You are in process so some of this isn’t useful.
* fruit solids give flavor, if my goal is to make knock your Sox off flavor I will add any available bland fruit concentrate, could be passion fruit, could be apple, could be white grape. Sugar with added nutrients doesn’t give much fruity impact, the up side on sugar water is that it lets you lower the total acidity and balance sweet flavors.
* the break point for yeast is around 2.8 pH, you could add yeast now with the risk that it gets stuck.
* I don’t look at getting stuck as bad, if you are fermented down to 1.005 it has residual sweetness which helps bring out fruity flavors. The key is to not deferment making a bottle bomb. Sitting with no change in gravity three months at 20C should be stable. ,,, and Oh yes pH 2.9 will be more stable than 3.5. and ten percent ABV is quite stable.
* always keep the head space low, oxygen is the enemy of ethyl alcohol making acetaldehyde, ,,, burn in the back of the throat swallowing.
* baking soda is sodium bicarbonate. Technically you can push the pH up with it. The down side is that it is sodium which will give a salty taste. Most folks don’t like salt in their wine.
* calcium carbonate (basically ground up limestone) has a clean flavor. If you are really anxious this is limestone in a plastic bag. ,,,, ie the stuff used in making roads ,,, old technology with concrete tanks would be dissolving the concrete raising the pH.
* if tannin is in Vinters Best you will taste either bitter or more likely astringent flavors. As a manufacturer it is extremely unlikely that I would add tannin since you/ the buyer will taste it. Dark color can mean high temperature in the evaporator or it can mean sitting in a warehouse for two years.
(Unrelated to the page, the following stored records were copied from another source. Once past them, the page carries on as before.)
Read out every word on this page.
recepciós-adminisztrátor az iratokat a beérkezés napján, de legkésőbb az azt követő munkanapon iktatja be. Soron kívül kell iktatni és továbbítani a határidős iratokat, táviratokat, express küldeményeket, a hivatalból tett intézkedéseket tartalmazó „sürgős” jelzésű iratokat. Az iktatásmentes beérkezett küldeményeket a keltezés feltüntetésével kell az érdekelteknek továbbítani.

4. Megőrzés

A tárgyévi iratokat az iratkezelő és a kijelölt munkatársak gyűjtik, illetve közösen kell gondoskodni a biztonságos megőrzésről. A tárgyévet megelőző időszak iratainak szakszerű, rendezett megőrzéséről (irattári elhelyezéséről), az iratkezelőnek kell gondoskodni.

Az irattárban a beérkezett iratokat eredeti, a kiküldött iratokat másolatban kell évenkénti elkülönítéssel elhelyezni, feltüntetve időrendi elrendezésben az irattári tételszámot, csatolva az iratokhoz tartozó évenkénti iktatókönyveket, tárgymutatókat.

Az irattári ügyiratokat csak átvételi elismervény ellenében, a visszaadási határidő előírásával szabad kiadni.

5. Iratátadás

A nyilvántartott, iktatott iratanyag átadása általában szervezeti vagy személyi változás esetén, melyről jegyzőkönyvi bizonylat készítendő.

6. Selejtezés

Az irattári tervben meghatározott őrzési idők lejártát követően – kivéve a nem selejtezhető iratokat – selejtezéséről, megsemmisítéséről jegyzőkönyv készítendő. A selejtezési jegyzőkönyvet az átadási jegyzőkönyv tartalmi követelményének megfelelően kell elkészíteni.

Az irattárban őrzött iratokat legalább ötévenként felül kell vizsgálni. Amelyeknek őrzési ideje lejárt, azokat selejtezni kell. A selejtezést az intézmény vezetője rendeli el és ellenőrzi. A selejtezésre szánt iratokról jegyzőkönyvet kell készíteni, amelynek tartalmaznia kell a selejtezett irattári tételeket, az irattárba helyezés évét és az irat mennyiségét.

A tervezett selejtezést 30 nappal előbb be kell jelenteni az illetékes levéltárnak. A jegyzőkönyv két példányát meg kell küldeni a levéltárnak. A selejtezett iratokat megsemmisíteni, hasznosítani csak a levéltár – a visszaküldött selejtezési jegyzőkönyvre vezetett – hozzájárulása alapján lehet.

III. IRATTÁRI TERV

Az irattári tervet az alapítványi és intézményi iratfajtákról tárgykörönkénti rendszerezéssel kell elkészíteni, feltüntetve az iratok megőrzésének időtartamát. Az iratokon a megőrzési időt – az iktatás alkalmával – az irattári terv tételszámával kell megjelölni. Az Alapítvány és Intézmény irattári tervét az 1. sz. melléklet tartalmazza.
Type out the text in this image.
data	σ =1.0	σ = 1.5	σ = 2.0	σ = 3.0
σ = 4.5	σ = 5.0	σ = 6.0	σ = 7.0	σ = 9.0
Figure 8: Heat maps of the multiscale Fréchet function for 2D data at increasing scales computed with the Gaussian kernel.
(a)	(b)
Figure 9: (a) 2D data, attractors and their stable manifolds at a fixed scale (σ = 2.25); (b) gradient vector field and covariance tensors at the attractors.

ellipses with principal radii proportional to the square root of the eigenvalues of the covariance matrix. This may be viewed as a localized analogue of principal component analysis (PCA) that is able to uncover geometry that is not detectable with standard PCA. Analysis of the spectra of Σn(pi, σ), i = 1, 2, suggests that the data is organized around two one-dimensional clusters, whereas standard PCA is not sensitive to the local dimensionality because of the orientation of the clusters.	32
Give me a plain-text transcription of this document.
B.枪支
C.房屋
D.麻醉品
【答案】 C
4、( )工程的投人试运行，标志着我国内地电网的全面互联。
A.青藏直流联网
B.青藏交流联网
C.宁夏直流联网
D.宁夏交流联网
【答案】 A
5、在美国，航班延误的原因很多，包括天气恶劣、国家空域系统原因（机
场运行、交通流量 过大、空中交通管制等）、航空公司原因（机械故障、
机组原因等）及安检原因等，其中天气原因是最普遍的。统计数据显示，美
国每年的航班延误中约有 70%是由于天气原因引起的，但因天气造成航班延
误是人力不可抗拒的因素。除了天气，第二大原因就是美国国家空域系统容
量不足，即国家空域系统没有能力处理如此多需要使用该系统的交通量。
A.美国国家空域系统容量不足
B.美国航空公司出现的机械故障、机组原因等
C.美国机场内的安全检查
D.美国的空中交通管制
* I really like polyphenols and add to many wines. ex this week I started a strawberry with 800 grams of crab apple juice in it. Tannins are the magic which allows red wine to survive oxygen/ sloppy air exposure. The crab I use gives astringent notes without bitter. There are a lot of tannins available that don’t give bitter. ,,, taste before you add ,,, low level you can add bitter if that is all you can find (ex 1/4 package direction) If ordering look at BlancSoft or read the Scott Handbook for flavor notes.
* two days? refrigerated no problem, yes folks do room temp but it has risk. When yeast is growing it needs to be above 10C.
* passion fruit is neat aromatics. That said bad yeast nutrition can push H2S and other reductive sulfur which are powerful (ppt levels) and will mask the wonderful aromatics. I am a fan of organic nitrogen (ex Fermaid) since it works better/ at lower measured YAN than DAP.